Exclusive - The founding team of LiveChat, which delivers real-time software and web analytics solutions for e-commerce sales and support teams, has completed a management buy-out to regain control over the company, TechCrunch has learned. The founders were looking to get back a controlling equity stake in the company, and teamed up with PE firm Tar Heel Capital to acquire a 60% stake, effectively buying out investor Naspers, a massive South Africa-based media and investment group.
LiveChat was initially founded in 2002 and claims to have been cash flow positive since last year. The company offers tools that helps website owners and publishers, primarily e-commerce companies, communicate with website visitors in real time (also see LivePerson, ClickDesk and others).
LiveChat is available on the Web, as well as multiple mobile platforms including Android, iOS, Blackberry, and Windows Phone.

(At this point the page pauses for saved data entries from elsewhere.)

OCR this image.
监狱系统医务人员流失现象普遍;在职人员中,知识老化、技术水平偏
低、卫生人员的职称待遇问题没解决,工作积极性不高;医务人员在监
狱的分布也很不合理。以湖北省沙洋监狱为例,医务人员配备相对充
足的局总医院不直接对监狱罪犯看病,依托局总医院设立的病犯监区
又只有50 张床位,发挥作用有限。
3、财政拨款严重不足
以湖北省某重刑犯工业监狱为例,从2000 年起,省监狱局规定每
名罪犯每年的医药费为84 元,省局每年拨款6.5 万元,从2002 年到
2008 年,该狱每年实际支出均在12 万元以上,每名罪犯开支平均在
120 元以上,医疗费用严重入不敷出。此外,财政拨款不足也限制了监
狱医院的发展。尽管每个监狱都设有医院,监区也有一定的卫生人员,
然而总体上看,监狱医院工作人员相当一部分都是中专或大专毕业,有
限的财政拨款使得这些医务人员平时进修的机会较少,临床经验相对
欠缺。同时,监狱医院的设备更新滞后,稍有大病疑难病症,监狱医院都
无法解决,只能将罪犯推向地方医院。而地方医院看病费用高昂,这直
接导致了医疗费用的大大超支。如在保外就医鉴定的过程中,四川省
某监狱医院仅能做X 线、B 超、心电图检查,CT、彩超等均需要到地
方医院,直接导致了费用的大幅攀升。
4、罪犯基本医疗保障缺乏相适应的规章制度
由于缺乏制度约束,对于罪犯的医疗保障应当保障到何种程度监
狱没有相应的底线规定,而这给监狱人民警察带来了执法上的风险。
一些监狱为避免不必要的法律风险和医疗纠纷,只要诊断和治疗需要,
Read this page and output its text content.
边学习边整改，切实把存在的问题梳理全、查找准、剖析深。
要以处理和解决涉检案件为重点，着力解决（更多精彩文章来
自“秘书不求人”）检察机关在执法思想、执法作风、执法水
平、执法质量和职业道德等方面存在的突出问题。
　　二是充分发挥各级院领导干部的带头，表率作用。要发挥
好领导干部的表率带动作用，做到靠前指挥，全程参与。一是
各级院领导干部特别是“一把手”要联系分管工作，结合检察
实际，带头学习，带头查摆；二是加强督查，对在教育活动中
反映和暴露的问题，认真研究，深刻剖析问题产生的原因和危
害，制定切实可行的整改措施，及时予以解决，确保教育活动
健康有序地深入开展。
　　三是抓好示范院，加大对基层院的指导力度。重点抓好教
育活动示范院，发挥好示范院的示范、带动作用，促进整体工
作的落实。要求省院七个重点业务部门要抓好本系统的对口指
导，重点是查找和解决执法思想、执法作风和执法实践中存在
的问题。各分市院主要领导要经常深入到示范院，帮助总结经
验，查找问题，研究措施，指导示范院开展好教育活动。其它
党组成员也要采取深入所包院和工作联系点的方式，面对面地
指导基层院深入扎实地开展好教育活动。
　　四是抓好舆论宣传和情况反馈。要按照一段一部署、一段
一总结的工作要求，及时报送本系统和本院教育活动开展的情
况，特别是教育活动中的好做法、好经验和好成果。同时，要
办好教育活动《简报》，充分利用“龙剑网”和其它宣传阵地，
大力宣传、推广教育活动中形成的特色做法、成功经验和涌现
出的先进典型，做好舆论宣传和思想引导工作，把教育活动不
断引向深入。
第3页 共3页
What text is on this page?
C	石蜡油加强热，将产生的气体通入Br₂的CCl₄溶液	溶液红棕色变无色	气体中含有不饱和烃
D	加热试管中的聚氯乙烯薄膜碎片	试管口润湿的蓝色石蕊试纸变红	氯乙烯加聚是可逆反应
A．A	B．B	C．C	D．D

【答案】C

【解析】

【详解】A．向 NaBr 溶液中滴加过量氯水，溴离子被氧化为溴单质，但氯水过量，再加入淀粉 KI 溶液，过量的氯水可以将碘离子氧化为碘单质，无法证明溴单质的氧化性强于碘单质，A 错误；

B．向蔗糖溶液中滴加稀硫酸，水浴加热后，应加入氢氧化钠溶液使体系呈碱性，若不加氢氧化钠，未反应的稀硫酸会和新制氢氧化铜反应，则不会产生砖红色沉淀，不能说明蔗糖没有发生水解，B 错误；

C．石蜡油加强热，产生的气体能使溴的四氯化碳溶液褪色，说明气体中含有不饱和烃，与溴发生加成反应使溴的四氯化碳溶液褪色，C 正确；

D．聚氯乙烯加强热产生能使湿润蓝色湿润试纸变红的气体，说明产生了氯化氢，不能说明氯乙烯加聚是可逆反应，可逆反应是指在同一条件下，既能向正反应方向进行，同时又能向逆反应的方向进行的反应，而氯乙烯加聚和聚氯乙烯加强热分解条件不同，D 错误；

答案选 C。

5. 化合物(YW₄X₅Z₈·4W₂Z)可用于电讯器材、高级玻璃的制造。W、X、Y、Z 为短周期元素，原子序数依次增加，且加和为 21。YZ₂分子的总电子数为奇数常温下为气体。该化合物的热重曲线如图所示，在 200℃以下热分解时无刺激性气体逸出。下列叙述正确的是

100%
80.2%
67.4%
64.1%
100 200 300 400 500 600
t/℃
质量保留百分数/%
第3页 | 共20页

The company says it currently serves more than 1,600 businesses of all sizes, including Adobe, Orange Telecom, ING, Better Business Bureau and Air Asia.
A management buy-out (aka MBO) is a relatively uncommon financial transaction, so I asked the founders why they decided to take that route.
They explained to me that, as its founding team, LiveChat management owned 40 percent of the company at the beginning of the year, but craved a controlling equity to be able to accelerate growth now that the business is profitable, and exert more control over the overall strategy.
Naspers, which owned 60 percent of the entity, no longer owns any stake in the company today, as the founding team bought n additional 20 percent stake on top of their earlier stake. The transaction was funded by Polish PE firm Tar Heel Capital, which now owns 40 percent of LiveChat.
The MBO process was started in January 2011, and Naspers agreed to sell their stake last June.
Mariusz Cieply, CEO of LiveChat, tells me he was inspired by Richard Branson’s management buy-out of Virgin following the October 1987 stock market crash.